Time for some lighter material for a few days.

Might go for that second Terra Alta novel next, but they’re pretty gritty.

It’s pretty remote too…western NSW, near Cameron’s Corner.

Made a start on this today. A group of crime/mystery authors are on The Ghan travelling from Darwin to Adelaide when one of them is murdered and the others attempt to work out who the perpetrator may be.

So far it is a hugely funny and enjoyable read and up to the high standard of his previous novel which is among one of the most original and amusing books I’ve read.

I recently read the latest Mick Herron, The Secret Hours. I actually read it twice: once as an audiobook, but missed half of it due to interruptions of various sorts, and then in print. It’s a kind of prequel to the Slow Horses series and one of his best, I think. You really need to have read the others to get the best out of it, but if you have then it all makes a lot of sense. Highly recommended.

I also read the latest Thursday Murder Club, The Last Devil to Die. The same recipe as the others. Better than his last effort, but I preferred the Mick Herron.

One of the best things I’ve read this year. It is very funny, well plotted, nicely written, offbeat and has the hallmark of the best whodunnits in that it kept me guessing all the way. 9/10

It would pay to read the first Ernest Cunningham book before this one, the equally fantastic “Everyone In My Family Has Killed Someone”.

One of the reviews I checked (after finishing the book!) refers to Anthony Horowitz, with whom I am unfamiliar. Anybody read any of his (adult) novels and care to comment?

Just started ‘I am Pilgrim’. Anyone read it? Good so far.

I bought it today, solely on your recommendation, so if I don’t like it, watch out!

I also got the new Michael Connelly, Resurrection Walk, which combines Harry Bosch and Mickey Haller, possibly Bosch’s swansong.

And The Drowning by the iconic Aussie actor Bryan Brown. I liked his previous book of short stories, Sweet Jimmy.

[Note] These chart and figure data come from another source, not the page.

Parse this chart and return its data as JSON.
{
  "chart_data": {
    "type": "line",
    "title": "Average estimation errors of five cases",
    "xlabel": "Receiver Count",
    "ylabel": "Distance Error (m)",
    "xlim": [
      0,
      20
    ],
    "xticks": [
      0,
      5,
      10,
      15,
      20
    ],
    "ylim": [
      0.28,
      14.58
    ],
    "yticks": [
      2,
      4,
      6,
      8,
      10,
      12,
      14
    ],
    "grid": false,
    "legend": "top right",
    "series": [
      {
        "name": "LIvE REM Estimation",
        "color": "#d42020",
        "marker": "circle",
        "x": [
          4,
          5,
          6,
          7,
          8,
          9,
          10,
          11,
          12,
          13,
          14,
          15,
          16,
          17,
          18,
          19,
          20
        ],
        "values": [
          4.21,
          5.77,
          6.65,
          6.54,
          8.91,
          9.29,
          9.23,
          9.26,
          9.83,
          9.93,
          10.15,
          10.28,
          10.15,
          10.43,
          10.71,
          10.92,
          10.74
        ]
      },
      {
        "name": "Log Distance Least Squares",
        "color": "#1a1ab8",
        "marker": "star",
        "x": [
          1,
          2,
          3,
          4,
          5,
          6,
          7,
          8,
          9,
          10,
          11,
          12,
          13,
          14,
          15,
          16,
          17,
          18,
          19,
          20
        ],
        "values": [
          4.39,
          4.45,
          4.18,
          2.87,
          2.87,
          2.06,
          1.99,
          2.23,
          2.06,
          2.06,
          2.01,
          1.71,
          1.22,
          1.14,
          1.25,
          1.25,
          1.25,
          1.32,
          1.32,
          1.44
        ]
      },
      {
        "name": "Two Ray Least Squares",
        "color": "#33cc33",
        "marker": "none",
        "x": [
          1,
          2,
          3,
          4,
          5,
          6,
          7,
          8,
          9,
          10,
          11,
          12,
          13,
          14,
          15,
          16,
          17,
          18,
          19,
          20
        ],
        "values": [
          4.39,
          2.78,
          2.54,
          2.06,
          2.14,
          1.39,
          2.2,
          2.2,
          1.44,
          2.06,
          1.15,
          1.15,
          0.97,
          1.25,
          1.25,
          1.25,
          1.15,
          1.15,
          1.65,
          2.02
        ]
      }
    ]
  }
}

Before starting on Connelly, I finished The Tea Ladies by Amanda Hampson.

Set in the fashion business of Surry Hills in Sydney in the 60s, it’s got distinct shades of Richard Osman about it. An enjoyable read - very much in the Cosy Crime genre.

I reviewed this one about two months ago. Didn’t rate it highly.

Well, I sort of damned it with faint praise. Doesn’t offend, but you won’t write home to mum about it.